Further, the width of the liquid supply groove may be made narrower from the center of the radius of the base metal to the outer peripheral edge, thereby increasing the amount of grinding liquid supplied to the center of the radius of the grindstone, which is particularly prone to clogging. I can do it.

Further, in the embodiment described above, the cross section of the liquid supply groove 11 is U-shaped, but it may be U-shaped, V-shaped, semicircular, or the like.

Furthermore, the same effect can be obtained with a double-headed grindstone in which the grindstone tip is not a rectangular parallelepiped but has a disk shape or the like.

"Effect of the invention" The double-headed whetstone of the present invention has a liquid supply groove formed on the surface of the base metal to which the whetstone chip is fixed, which extends from the axial center of the base metal toward the outer periphery and passes under the whetstone chip. The following effects can be obtained.
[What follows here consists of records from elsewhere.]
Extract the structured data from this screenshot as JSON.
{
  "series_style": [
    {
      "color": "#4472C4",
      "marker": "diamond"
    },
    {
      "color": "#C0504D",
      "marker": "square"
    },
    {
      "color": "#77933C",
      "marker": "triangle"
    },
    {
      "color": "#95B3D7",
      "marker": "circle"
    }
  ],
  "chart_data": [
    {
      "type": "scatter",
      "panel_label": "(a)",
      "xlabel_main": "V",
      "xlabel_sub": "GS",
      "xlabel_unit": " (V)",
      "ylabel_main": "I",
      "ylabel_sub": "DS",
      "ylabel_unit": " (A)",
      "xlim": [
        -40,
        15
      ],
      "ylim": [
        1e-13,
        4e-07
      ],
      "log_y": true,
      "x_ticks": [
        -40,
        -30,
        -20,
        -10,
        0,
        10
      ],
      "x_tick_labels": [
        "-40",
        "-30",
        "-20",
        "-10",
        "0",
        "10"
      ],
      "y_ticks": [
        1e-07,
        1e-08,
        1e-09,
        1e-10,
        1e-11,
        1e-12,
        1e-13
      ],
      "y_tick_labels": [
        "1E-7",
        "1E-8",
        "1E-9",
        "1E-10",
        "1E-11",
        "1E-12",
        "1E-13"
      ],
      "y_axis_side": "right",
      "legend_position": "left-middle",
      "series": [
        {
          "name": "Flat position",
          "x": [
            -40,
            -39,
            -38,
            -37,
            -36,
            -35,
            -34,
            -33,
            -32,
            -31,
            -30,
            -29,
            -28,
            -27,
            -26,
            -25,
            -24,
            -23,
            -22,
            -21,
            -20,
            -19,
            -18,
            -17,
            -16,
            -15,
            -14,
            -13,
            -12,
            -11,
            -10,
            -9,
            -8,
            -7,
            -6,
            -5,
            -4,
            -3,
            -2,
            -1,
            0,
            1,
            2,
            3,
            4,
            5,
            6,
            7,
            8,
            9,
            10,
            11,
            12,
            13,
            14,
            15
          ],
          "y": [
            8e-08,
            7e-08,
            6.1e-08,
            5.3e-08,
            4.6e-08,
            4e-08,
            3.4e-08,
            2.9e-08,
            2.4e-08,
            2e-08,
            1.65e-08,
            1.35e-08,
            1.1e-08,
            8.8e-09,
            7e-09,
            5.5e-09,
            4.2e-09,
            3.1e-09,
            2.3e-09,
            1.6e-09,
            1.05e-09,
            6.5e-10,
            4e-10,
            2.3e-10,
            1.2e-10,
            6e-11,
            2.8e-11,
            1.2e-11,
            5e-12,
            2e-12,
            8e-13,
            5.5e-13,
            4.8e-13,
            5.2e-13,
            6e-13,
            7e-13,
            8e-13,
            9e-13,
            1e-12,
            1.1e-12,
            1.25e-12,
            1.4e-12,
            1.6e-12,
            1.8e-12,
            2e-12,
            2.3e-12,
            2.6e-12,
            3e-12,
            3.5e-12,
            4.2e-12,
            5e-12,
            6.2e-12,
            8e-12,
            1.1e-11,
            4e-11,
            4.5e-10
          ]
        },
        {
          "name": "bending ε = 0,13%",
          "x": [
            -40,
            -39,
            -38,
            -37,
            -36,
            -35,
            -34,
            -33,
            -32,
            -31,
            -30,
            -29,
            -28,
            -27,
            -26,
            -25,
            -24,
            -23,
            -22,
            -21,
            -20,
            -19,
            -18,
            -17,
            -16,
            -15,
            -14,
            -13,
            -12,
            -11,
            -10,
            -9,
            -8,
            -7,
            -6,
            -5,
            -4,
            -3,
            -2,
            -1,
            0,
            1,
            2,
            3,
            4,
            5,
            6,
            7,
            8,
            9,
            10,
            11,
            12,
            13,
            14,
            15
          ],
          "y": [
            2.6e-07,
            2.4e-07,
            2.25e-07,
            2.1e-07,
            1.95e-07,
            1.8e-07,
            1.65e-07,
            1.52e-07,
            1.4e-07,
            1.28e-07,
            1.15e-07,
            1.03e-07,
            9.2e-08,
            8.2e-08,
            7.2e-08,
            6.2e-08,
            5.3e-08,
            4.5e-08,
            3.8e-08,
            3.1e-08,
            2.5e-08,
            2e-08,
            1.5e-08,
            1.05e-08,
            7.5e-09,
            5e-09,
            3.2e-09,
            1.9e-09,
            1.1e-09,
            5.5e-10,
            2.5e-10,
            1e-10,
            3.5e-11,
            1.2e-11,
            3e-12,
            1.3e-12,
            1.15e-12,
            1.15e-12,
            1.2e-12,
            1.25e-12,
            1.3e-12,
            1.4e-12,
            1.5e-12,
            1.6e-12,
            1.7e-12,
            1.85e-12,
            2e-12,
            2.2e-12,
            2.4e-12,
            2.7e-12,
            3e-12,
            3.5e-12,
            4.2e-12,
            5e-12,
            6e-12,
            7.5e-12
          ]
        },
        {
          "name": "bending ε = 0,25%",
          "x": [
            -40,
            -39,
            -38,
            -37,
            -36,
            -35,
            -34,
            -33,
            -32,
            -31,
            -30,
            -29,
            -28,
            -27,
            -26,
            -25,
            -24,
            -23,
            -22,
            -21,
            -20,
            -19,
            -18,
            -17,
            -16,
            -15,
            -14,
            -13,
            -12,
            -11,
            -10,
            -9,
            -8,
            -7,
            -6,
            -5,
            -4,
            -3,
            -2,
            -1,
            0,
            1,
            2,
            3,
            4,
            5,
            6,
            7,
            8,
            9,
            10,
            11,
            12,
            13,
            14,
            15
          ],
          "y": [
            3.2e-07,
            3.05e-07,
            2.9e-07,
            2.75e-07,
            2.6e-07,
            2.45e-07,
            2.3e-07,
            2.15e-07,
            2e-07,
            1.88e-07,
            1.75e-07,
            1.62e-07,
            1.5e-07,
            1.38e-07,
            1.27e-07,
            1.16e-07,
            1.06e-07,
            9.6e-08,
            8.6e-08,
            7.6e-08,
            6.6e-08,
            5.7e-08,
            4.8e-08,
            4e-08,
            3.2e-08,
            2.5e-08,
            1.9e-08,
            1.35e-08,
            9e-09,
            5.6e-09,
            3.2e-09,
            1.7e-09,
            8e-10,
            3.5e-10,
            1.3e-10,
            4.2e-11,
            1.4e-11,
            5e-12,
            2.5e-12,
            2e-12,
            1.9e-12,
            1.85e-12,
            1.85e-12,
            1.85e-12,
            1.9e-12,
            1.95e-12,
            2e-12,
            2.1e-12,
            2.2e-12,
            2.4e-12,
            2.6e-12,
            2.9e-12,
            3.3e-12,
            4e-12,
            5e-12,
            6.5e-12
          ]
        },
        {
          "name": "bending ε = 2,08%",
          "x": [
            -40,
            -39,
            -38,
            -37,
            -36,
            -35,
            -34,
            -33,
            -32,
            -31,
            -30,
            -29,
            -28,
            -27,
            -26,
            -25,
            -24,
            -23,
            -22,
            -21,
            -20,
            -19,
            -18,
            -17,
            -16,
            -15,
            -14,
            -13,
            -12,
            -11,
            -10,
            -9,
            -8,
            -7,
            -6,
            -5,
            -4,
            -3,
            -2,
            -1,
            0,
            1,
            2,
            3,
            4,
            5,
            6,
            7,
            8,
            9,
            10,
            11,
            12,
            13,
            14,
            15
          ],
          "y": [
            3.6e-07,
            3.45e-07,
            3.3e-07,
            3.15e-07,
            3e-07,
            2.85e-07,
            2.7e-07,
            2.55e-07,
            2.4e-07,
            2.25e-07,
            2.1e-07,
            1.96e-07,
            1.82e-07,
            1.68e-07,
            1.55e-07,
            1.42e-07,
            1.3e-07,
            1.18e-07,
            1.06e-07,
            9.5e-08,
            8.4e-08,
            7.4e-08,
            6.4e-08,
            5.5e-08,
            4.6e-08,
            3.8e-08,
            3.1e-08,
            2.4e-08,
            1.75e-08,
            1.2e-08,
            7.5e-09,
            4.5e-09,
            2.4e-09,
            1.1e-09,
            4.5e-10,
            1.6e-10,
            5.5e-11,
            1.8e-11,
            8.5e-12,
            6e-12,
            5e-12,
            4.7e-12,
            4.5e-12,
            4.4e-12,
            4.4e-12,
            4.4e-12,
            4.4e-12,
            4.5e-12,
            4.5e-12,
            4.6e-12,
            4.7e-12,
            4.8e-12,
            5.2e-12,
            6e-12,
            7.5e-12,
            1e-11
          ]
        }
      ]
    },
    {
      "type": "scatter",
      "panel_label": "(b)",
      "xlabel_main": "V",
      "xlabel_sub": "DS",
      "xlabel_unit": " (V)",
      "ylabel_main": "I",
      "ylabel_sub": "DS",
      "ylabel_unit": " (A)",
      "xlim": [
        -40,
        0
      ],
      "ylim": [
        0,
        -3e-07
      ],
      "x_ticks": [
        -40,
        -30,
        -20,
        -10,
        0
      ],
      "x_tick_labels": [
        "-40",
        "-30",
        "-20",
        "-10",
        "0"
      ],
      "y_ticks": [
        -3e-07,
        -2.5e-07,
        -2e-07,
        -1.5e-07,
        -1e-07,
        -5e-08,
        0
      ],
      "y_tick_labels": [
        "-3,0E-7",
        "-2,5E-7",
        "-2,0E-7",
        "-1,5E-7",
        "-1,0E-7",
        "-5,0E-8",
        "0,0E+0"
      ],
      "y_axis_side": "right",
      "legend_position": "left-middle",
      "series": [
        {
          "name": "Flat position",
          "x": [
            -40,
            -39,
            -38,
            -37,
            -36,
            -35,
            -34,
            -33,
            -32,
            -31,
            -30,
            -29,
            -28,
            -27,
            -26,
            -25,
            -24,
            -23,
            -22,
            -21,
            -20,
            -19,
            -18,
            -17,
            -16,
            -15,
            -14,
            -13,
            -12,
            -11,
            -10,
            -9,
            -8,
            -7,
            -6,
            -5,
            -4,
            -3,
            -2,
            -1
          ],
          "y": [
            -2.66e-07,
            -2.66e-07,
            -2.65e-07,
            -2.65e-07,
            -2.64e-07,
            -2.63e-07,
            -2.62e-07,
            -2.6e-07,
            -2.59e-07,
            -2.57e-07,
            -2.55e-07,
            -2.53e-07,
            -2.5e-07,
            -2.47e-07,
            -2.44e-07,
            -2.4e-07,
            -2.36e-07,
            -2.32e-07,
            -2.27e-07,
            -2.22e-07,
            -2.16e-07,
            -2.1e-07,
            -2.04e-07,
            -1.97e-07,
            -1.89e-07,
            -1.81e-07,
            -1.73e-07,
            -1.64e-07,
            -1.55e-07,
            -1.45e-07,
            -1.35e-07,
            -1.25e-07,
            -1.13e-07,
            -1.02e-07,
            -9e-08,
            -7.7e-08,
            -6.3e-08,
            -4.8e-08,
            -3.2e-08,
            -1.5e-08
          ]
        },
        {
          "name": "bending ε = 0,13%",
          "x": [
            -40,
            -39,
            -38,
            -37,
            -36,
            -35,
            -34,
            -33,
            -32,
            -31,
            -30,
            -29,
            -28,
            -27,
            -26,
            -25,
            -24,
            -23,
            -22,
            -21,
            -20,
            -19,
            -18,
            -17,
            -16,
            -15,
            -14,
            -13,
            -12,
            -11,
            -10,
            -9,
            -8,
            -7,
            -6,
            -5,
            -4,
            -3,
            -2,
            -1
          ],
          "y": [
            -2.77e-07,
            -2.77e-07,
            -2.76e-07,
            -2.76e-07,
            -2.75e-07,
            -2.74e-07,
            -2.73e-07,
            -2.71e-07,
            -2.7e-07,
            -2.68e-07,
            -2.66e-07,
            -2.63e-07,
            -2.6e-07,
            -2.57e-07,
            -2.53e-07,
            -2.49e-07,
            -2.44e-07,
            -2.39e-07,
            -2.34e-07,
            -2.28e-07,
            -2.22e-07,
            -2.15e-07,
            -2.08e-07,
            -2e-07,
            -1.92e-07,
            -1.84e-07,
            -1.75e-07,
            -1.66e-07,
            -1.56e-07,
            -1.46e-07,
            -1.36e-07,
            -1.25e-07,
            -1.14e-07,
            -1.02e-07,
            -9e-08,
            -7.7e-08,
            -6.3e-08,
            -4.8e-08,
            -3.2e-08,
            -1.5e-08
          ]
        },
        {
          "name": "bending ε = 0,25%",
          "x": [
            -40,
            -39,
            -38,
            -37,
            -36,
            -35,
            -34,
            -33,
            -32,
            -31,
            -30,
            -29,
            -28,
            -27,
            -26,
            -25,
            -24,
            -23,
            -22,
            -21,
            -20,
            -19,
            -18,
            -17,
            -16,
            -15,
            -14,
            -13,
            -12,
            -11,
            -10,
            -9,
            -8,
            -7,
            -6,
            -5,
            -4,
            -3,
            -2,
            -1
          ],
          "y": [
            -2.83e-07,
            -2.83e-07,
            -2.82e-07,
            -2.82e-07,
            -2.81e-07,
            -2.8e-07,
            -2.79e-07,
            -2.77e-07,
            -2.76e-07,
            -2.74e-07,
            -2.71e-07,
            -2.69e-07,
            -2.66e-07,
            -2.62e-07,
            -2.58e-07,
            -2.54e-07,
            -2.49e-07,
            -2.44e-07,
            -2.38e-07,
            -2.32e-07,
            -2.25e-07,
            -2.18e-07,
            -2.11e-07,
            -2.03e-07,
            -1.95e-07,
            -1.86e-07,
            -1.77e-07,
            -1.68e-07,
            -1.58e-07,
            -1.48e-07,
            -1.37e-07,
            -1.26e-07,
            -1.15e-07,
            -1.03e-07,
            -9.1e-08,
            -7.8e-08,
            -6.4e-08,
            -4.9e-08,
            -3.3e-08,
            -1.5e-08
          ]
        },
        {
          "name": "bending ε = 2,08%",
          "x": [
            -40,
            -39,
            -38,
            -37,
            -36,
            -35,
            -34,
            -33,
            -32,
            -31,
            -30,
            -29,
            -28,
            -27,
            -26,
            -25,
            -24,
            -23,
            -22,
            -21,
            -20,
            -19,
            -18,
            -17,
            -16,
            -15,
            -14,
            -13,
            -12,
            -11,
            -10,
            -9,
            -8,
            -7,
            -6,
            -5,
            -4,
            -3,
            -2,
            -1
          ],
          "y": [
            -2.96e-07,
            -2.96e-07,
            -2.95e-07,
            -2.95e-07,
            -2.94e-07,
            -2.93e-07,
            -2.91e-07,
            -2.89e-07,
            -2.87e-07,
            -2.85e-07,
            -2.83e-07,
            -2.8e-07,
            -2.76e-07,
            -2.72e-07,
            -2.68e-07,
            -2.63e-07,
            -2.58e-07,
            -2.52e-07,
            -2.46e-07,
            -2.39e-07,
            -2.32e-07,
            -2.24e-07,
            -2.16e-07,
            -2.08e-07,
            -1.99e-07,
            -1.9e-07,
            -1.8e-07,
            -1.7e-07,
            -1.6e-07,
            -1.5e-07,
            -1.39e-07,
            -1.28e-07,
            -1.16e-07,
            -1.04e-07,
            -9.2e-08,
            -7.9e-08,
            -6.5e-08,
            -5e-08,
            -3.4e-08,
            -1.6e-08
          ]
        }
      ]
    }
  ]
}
When the grinding fluid is supplied to the shaft center portion, a portion of this grinding fluid passes through the fluid supply groove and flows out from between all the grinding wheel chips located above the fluid supply groove. This makes it possible to effectively wash away the shavings that accumulate between each grindstone chip and prevent the grindstone from clogging. Therefore, even when used for a long time to grind relatively soft work materials such as ferrite, the sharpness does not deteriorate and the grinding efficiency can be improved.

The liquid supply groove in this double-headed grindstone can be formed by cutting the base metal from the surface side with an end mill, etc., so it is easier to form than the liquid supply groove of a conventional double-headed grindstone, which is formed inside the base metal with a drill. It does not take much time, the processing cost is low, and it can be easily implemented even when the base metal is large.

The liquid supply groove is formed in the base metal, and the grinding liquid flows directly from the liquid supply groove to between the grinding wheel chips, so by replacing the simply configured grinding wheel chips, it can be used repeatedly and costs can be reduced. be able to.

[Brief explanation of the drawing]

Figures 1 to 4 show a part of a double-headed grindstone according to an embodiment of the present invention, in which Figure 1 is a plan view of the grinding surface of the double-headed grindstone, and Figure 2 is a cross-section taken along the - line in Figure 1. 3 is a perspective view of the main part, and FIG. 4 is a view taken along the arrow in FIG. 3. 5 and 6 are a sectional view and a plan view of the grinding surface of a double-headed grindstone according to another embodiment of the present invention, respectively. moreover,
Fig. 7 is a plan view showing the usage state of a general double-headed grindstone, Fig. 8 is a plan view of the grinding surface of a conventional double-headed grindstone,
FIG. 9 is a sectional view taken along the - line in FIG. 8, and FIG. 10 is a sectional view of another conventional double-headed grindstone. 2...Whetstone tip, 5...Chip mounting groove, 10
...Base metal, 11...Liquid supply groove, 11A...End of liquid supply groove.

Claims (1)

[Claim for Utility Model Registration] A plurality of mounting grooves for grinding wheel chips are formed concentrically on each of the opposing surfaces of the base metals on a pair of discs arranged oppositely, and a large number of grinding wheel chips are installed in the mounting grooves. In the bonded double-headed grindstone, a surface of each of the base metals to which the grindstone chips are fixed is provided with a groove that extends radially from the axial center of the base metal toward the outer circumference, crosses each of the mounting grooves, and is deeper than the mounting grooves. A double-headed whetstone characterized by the formation of liquid grooves.